Many were surprised that the Committee did not vote to split the Yellow-rumped Warbler into three species. The votes on this issue was not unanimous. Today, we will discuss three different definitions of species, each of which has its champions.
The first efforts to classify life on earth hinged on a morphological definition of species. Individuals that look alike are combined into a single species. This definition works pretty well for most birds. However, pitfalls lurk.
Consider the bird once called the Traill’s Flycatcher, a common breeding bird in Maine. Careful observations revealed that some male Traill’s Flycatcher give a three-noted song, “three-bee-o” and others gave a sneezy, two-noted “fitz-bew”. Females respond to only one of the two song types. We now recognize two species, Alder Flycatcher and Willow Flycatcher. But morphologically, the two species are nearly identical. Such similar species are called sibling species. A morphological definition of a species fails us here.
The other side of the coin involves species that are highly variable. The point is made by a wonderful portrait of the 7-foot, 2-inch basketball player Wilt Chamberlain and the 4-foot, 11-inch jockey, Willie Shoemaker (http://bit.ly/2vhc6gu). With the differences in height and skin color, one could easily imagine alien visitors regarding the two men as belonging to different species rather than rightly placing them in a single, highly variable species.
One of the great biologists of the 20th century, Ernst Mayr, devised an alternative definition of species, his biological species concept. A biological species is a group of interbreeding individuals that do not breed with any other species.
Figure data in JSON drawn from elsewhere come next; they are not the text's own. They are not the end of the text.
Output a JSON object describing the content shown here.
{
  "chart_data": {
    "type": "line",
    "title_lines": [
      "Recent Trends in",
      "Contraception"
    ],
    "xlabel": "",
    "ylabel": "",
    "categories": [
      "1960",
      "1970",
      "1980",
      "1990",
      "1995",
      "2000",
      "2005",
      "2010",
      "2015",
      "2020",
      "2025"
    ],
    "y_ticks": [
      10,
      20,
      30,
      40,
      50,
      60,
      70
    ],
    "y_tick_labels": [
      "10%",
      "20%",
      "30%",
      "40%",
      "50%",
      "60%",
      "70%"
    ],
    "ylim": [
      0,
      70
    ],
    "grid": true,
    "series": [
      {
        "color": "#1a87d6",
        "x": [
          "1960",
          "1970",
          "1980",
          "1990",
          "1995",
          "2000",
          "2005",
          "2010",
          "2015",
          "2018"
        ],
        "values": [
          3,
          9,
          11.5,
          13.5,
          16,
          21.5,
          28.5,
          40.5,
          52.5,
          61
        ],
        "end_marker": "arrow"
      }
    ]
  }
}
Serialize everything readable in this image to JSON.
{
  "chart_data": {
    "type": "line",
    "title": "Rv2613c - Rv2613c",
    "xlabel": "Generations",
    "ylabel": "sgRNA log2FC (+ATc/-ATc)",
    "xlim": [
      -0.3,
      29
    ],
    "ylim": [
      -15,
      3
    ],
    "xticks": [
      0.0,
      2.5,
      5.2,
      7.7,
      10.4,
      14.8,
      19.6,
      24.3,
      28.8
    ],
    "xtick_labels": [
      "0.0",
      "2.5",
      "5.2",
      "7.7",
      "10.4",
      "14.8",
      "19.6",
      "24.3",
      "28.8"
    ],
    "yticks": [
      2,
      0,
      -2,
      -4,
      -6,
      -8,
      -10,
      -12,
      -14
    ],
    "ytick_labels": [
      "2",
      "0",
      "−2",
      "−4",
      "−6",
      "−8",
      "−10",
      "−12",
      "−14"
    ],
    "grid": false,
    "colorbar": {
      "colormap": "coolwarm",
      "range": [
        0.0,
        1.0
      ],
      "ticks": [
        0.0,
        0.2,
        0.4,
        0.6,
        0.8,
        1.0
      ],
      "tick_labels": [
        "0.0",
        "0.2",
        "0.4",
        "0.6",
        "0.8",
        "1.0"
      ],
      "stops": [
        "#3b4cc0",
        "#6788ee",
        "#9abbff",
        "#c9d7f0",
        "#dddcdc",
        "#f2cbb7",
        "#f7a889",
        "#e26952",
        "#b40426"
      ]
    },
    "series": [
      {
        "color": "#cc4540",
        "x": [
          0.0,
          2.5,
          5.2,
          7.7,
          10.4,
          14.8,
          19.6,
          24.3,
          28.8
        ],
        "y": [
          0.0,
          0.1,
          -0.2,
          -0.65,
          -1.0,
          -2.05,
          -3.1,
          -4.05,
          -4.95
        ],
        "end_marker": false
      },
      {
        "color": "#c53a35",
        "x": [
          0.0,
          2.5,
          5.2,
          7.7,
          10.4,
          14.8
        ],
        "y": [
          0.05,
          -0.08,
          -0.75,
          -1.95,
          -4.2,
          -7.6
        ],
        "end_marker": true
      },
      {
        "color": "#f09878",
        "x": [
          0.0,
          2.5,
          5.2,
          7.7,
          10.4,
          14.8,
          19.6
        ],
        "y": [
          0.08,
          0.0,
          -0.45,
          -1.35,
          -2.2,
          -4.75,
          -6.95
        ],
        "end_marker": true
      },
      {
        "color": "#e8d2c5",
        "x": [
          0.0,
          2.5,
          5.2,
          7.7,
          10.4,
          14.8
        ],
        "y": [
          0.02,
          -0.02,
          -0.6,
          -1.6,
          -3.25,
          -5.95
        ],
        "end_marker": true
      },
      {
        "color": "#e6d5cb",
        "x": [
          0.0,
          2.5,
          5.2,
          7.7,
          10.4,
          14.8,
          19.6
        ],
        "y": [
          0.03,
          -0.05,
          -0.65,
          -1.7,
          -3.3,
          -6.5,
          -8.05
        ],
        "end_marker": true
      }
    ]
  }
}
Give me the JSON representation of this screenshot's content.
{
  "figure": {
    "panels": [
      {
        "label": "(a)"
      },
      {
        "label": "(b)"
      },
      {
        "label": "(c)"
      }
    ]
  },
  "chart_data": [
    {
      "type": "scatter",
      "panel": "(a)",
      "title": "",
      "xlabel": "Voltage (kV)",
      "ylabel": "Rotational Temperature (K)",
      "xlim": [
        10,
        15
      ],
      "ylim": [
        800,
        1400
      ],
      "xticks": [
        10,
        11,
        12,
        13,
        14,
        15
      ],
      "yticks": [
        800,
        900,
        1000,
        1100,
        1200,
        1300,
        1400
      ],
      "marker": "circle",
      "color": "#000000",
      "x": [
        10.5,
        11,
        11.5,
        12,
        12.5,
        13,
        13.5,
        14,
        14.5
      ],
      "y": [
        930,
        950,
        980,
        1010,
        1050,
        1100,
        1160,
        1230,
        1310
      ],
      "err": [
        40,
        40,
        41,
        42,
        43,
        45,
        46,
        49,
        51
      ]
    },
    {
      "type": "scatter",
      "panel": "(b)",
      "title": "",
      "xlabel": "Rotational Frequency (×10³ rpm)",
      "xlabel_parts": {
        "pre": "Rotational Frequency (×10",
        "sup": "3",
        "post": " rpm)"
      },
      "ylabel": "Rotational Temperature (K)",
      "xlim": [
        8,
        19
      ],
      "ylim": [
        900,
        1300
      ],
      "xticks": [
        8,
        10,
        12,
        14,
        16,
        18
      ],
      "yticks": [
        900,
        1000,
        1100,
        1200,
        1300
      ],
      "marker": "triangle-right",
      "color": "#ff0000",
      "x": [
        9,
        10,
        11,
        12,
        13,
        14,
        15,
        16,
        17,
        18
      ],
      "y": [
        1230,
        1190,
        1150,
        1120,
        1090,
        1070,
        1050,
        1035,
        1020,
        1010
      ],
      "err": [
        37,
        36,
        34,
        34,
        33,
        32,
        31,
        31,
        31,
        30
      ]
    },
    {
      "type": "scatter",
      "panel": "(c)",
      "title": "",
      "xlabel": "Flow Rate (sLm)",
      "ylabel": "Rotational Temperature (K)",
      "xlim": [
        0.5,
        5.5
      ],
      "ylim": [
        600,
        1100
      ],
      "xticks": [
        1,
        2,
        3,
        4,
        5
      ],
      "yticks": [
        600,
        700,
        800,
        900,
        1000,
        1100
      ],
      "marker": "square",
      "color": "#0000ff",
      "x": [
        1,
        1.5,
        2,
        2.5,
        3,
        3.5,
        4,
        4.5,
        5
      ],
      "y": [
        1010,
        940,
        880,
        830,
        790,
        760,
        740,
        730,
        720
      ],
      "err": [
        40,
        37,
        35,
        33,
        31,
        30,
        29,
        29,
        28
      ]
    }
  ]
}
The ability to produce offspring is Mayr’s standard for defining a species. The Willow Flycatcher and Alder Flycatcher example above pose no problem as the song types of the two species prevent interbreeding.
Revisiting the Yellow-rumped Warbler question, the Committee decided to not recognize the western Audubon’s Warbler and the eastern Myrtle Warbler because they interbreed freely in a very narrow zone of overlap.
But the biological concept species has some shortcomings. First, what do you do when a species shows a patchy distribution? In western North America, a species once called the Scrub Jay, occupies the role of our Blue Jays in the east. But Scrub Jays also occur in southern Florida. Are the Florida and western Scrub Jays the same species? They never come into contact so we do not know if they can interbreed.
Once considered a separate species, the Committee voted years ago to recognize them as two species, the Western Scrub-Jay and Florida Scrub-Jay, based on differences in social behavior.
The other shortcoming is that interbreeding occurs frequently in many species. Ducks are perhaps the best example. American Black Ducks and Mallards freely interbreed. Hybrids show no loss of vigor or fertility. Mallards interbreed with many other species too (http://bit.ly/2u8w1c6). But there is no outcry for merging Mallards with other hybridizing ducks.
The most recent definition of a species is called the phylogenetic species. Proponents of this concept seek to identify groups that all stem from a common ancestor. A phylogenetic species is defined on a feature uniquely found in all individuals. A distinctive song, behavior or structure might suffice. Sometimes, the unique feature is a particular section of DNA. In such a case, field identification is problematic.
Reasonable people can disagree and our understanding of bird relationships and species limits is always subject to revision. Science by nature is provisional. Rather than being frustrated by decisions of the Committee, I take pleasure in the complexity of nature.